Democratic congresswoman Maxine Waters called on her supporters to publicly confront and harass Trump administration figures in restaurants, gasoline stations, department stores and other public places.
This resort to violent language, extreme demonisation of their opponents and the conviction that people who disagree with them are truly evil is common — not universal — in the Centre Left in the US and Australia.
It comes, I think, partly because the way you signal your own moral virtue is by vehemently denouncing something truly evil. When, inconveniently, your opponent is not truly evil, the easiest thing is just to pretend that they are.
One of the great unconscious ironies of our descent into vituperative hatreds is that very often the people who in one breath sincerely argue for greater civility in public debate, in the next breath denounce people they disagree with in the most extravagant and violent terms. This suggests they don’t fundamentally accept the legitimacy of disagreement. They want civility among people who broadly share their world view and silence from everyone else.

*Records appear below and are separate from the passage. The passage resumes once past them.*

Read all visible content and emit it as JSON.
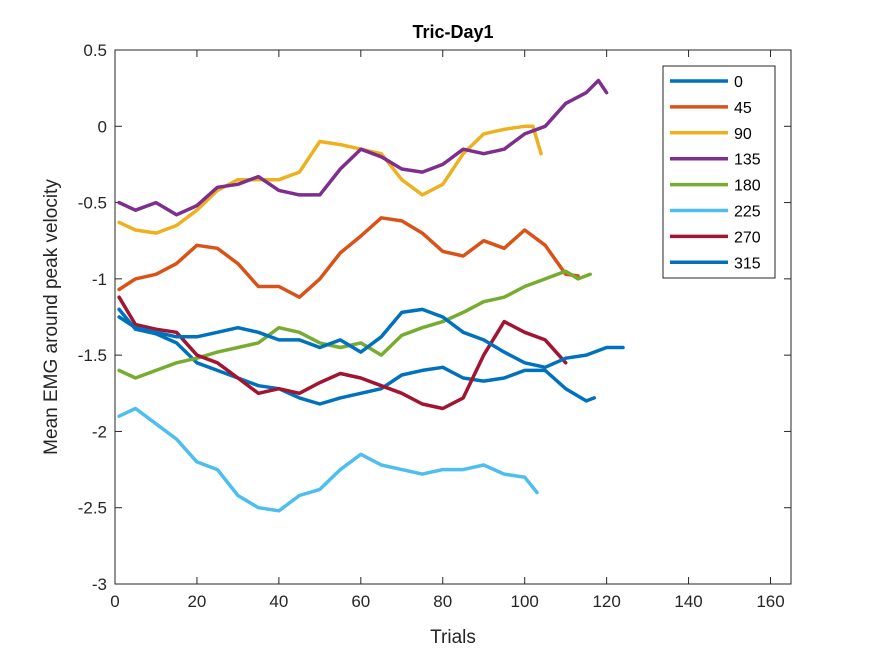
{
  "chart_data": {
    "type": "line",
    "title": "Tric-Day1",
    "xlabel": "Trials",
    "ylabel": "Mean EMG around peak velocity",
    "xlim": [
      0,
      165
    ],
    "ylim": [
      -3,
      0.5
    ],
    "xticks": [
      0,
      20,
      40,
      60,
      80,
      100,
      120,
      140,
      160
    ],
    "yticks": [
      -3,
      -2.5,
      -2,
      -1.5,
      -1,
      -0.5,
      0,
      0.5
    ],
    "xtick_labels": [
      "0",
      "20",
      "40",
      "60",
      "80",
      "100",
      "120",
      "140",
      "160"
    ],
    "ytick_labels": [
      "-3",
      "-2.5",
      "-2",
      "-1.5",
      "-1",
      "-0.5",
      "0",
      "0.5"
    ],
    "grid": false,
    "legend_position": "top-right",
    "series": [
      {
        "name": "0",
        "color": "#0072BD",
        "x": [
          1,
          5,
          10,
          15,
          20,
          25,
          30,
          35,
          40,
          45,
          50,
          55,
          60,
          65,
          70,
          75,
          80,
          85,
          90,
          95,
          100,
          105,
          110,
          115,
          117
        ],
        "y": [
          -1.2,
          -1.33,
          -1.36,
          -1.42,
          -1.55,
          -1.6,
          -1.65,
          -1.7,
          -1.72,
          -1.78,
          -1.82,
          -1.78,
          -1.75,
          -1.72,
          -1.63,
          -1.6,
          -1.58,
          -1.65,
          -1.67,
          -1.65,
          -1.6,
          -1.6,
          -1.72,
          -1.8,
          -1.78
        ]
      },
      {
        "name": "45",
        "color": "#D95319",
        "x": [
          1,
          5,
          10,
          15,
          20,
          25,
          30,
          35,
          40,
          45,
          50,
          55,
          60,
          65,
          70,
          75,
          80,
          85,
          90,
          95,
          100,
          105,
          110,
          113
        ],
        "y": [
          -1.07,
          -1.0,
          -0.97,
          -0.9,
          -0.78,
          -0.8,
          -0.9,
          -1.05,
          -1.05,
          -1.12,
          -1.0,
          -0.83,
          -0.72,
          -0.6,
          -0.62,
          -0.7,
          -0.82,
          -0.85,
          -0.75,
          -0.8,
          -0.68,
          -0.78,
          -0.97,
          -0.98
        ]
      },
      {
        "name": "90",
        "color": "#EDB120",
        "x": [
          1,
          5,
          10,
          15,
          20,
          25,
          30,
          35,
          40,
          45,
          50,
          55,
          60,
          65,
          70,
          75,
          80,
          85,
          90,
          95,
          100,
          102,
          104
        ],
        "y": [
          -0.63,
          -0.68,
          -0.7,
          -0.65,
          -0.55,
          -0.42,
          -0.35,
          -0.35,
          -0.35,
          -0.3,
          -0.1,
          -0.12,
          -0.15,
          -0.18,
          -0.35,
          -0.45,
          -0.38,
          -0.18,
          -0.05,
          -0.02,
          0.0,
          0.0,
          -0.18
        ]
      },
      {
        "name": "135",
        "color": "#7E2F8E",
        "x": [
          1,
          5,
          10,
          15,
          20,
          25,
          30,
          35,
          40,
          45,
          50,
          55,
          60,
          65,
          70,
          75,
          80,
          85,
          90,
          95,
          100,
          105,
          110,
          115,
          118,
          120
        ],
        "y": [
          -0.5,
          -0.55,
          -0.5,
          -0.58,
          -0.52,
          -0.4,
          -0.38,
          -0.33,
          -0.42,
          -0.45,
          -0.45,
          -0.28,
          -0.15,
          -0.2,
          -0.28,
          -0.3,
          -0.25,
          -0.15,
          -0.18,
          -0.15,
          -0.05,
          0.0,
          0.15,
          0.22,
          0.3,
          0.22
        ]
      },
      {
        "name": "180",
        "color": "#77AC30",
        "x": [
          1,
          5,
          10,
          15,
          20,
          25,
          30,
          35,
          40,
          45,
          50,
          55,
          60,
          65,
          70,
          75,
          80,
          85,
          90,
          95,
          100,
          105,
          110,
          113,
          116
        ],
        "y": [
          -1.6,
          -1.65,
          -1.6,
          -1.55,
          -1.52,
          -1.48,
          -1.45,
          -1.42,
          -1.32,
          -1.35,
          -1.42,
          -1.45,
          -1.42,
          -1.5,
          -1.37,
          -1.32,
          -1.28,
          -1.22,
          -1.15,
          -1.12,
          -1.05,
          -1.0,
          -0.95,
          -1.0,
          -0.97
        ]
      },
      {
        "name": "225",
        "color": "#4DBEEE",
        "x": [
          1,
          5,
          10,
          15,
          20,
          25,
          30,
          35,
          40,
          45,
          50,
          55,
          60,
          65,
          70,
          75,
          80,
          85,
          90,
          95,
          100,
          103
        ],
        "y": [
          -1.9,
          -1.85,
          -1.95,
          -2.05,
          -2.2,
          -2.25,
          -2.42,
          -2.5,
          -2.52,
          -2.42,
          -2.38,
          -2.25,
          -2.15,
          -2.22,
          -2.25,
          -2.28,
          -2.25,
          -2.25,
          -2.22,
          -2.28,
          -2.3,
          -2.4
        ]
      },
      {
        "name": "270",
        "color": "#A2142F",
        "x": [
          1,
          5,
          10,
          15,
          20,
          25,
          30,
          35,
          40,
          45,
          50,
          55,
          60,
          65,
          70,
          75,
          80,
          85,
          90,
          95,
          100,
          105,
          110
        ],
        "y": [
          -1.12,
          -1.3,
          -1.33,
          -1.35,
          -1.5,
          -1.55,
          -1.65,
          -1.75,
          -1.72,
          -1.75,
          -1.68,
          -1.62,
          -1.65,
          -1.7,
          -1.75,
          -1.82,
          -1.85,
          -1.78,
          -1.5,
          -1.28,
          -1.35,
          -1.4,
          -1.55
        ]
      },
      {
        "name": "315",
        "color": "#0072BD",
        "x": [
          1,
          5,
          10,
          15,
          20,
          25,
          30,
          35,
          40,
          45,
          50,
          55,
          60,
          65,
          70,
          75,
          80,
          85,
          90,
          95,
          100,
          105,
          110,
          115,
          120,
          124
        ],
        "y": [
          -1.25,
          -1.32,
          -1.35,
          -1.38,
          -1.38,
          -1.35,
          -1.32,
          -1.35,
          -1.4,
          -1.4,
          -1.45,
          -1.4,
          -1.48,
          -1.38,
          -1.22,
          -1.2,
          -1.25,
          -1.35,
          -1.4,
          -1.48,
          -1.55,
          -1.58,
          -1.52,
          -1.5,
          -1.45,
          -1.45
        ]
      }
    ]
  }
}
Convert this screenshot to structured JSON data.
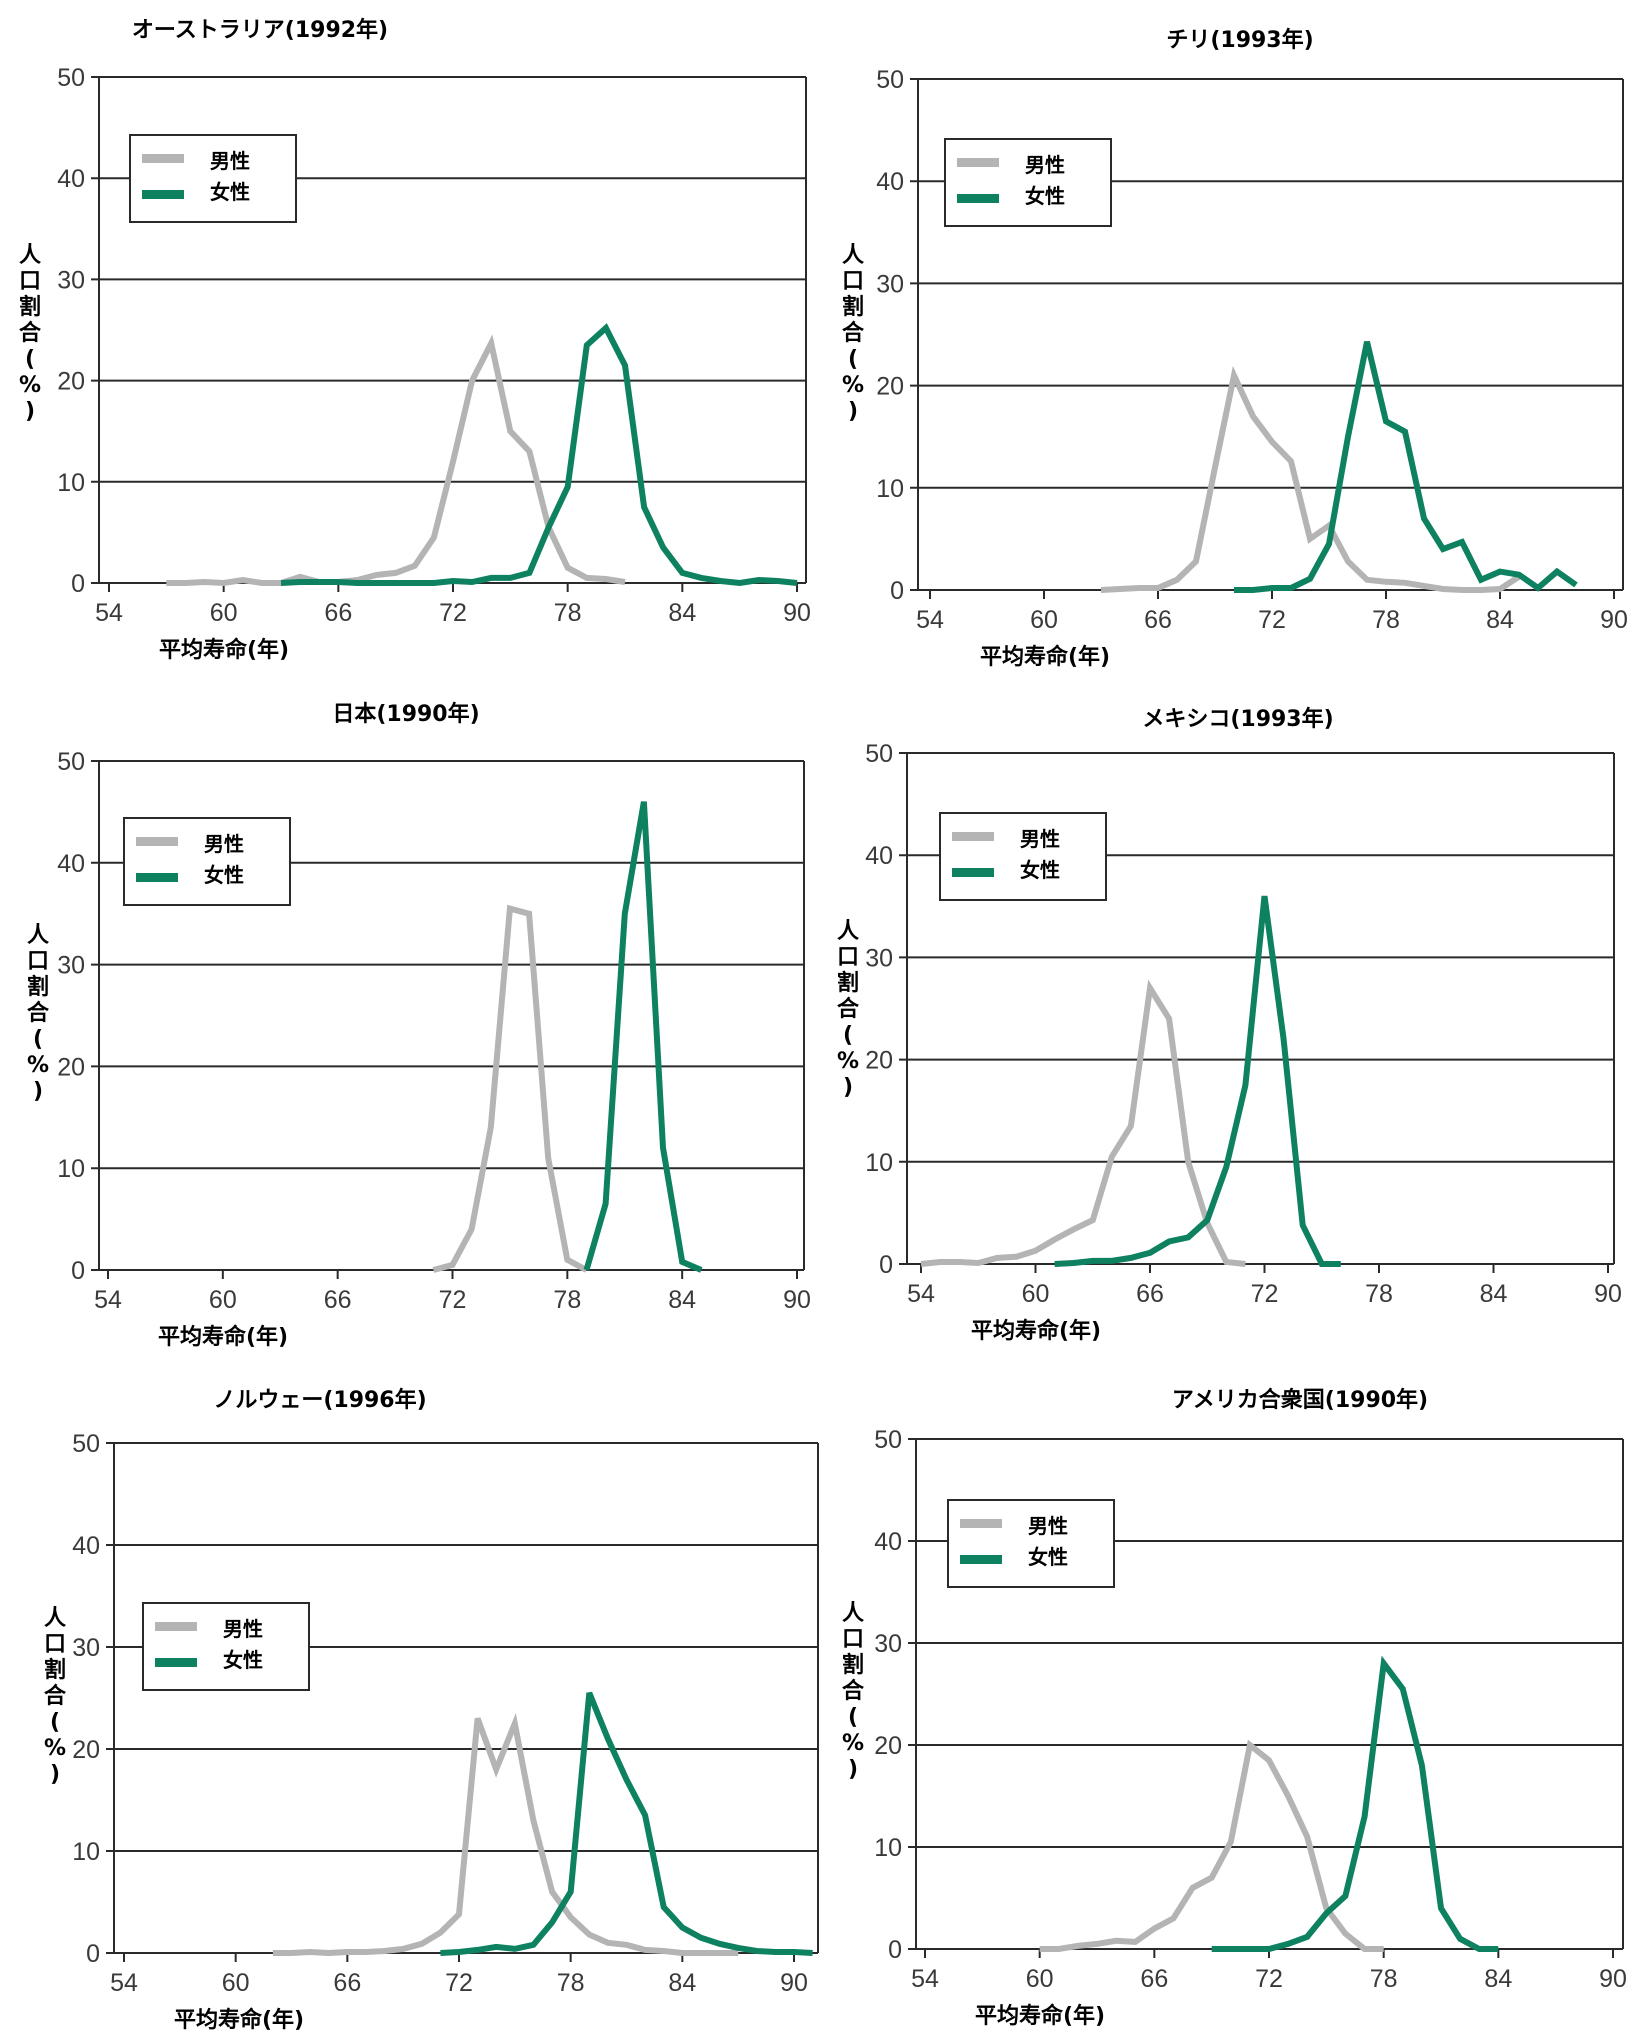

There are countless Australian examples.
Nick Cater on Monday on this page pointed to Kevin Rudd’s new volume of memoirs in which Rudd claims he wanted to “restore civility to our national discourse” and then describes Tony Abbott as “borderline violent”, without a skerrick of evidence or justification, and a “professional hater”.
Benjamin Law in the same-sex marriage debate famously joked that perhaps he would “hate-f..k” Coalition politicians to convince them of the proposal’s merits and later justified this gross and violent language by saying he meant it lightheartedly.
Subsequently he was rewarded with more programs on the ABC because apparently when centre-left people use foul and offensive language, it’s OK.
Dirk Moses, a Sydney University history professor, disagreed with me over the proposal from the Ramsay Centre for a course on Western civilisation and concluded, dishonestly and with no basis in fact, that I oppose racial diversity and support the ideas of Anders Breivik, the Norwegian far-right terrorist and mass murderer.
Without pausing to consider whether Moses studies and teaches history with the same extreme indifference to facts, not to mention common sense, which he exhibited in that article, one struggles to find similarly hysterical and dishonest instant rhetorical escalation on the Centre Right.
These are all respectable figures, esteemed in our public culture, who argue for tolerance yet use the most violent, dishonest, uncivil, polarising, emotional and profoundly unfair language about people who disagree with them.
The roots of our political malaise are many. The group decision by many on the Centre Left that anyone who disagrees with them is a monstrous and illegitimate low-life — taken long before Trump came around — is a big part of it.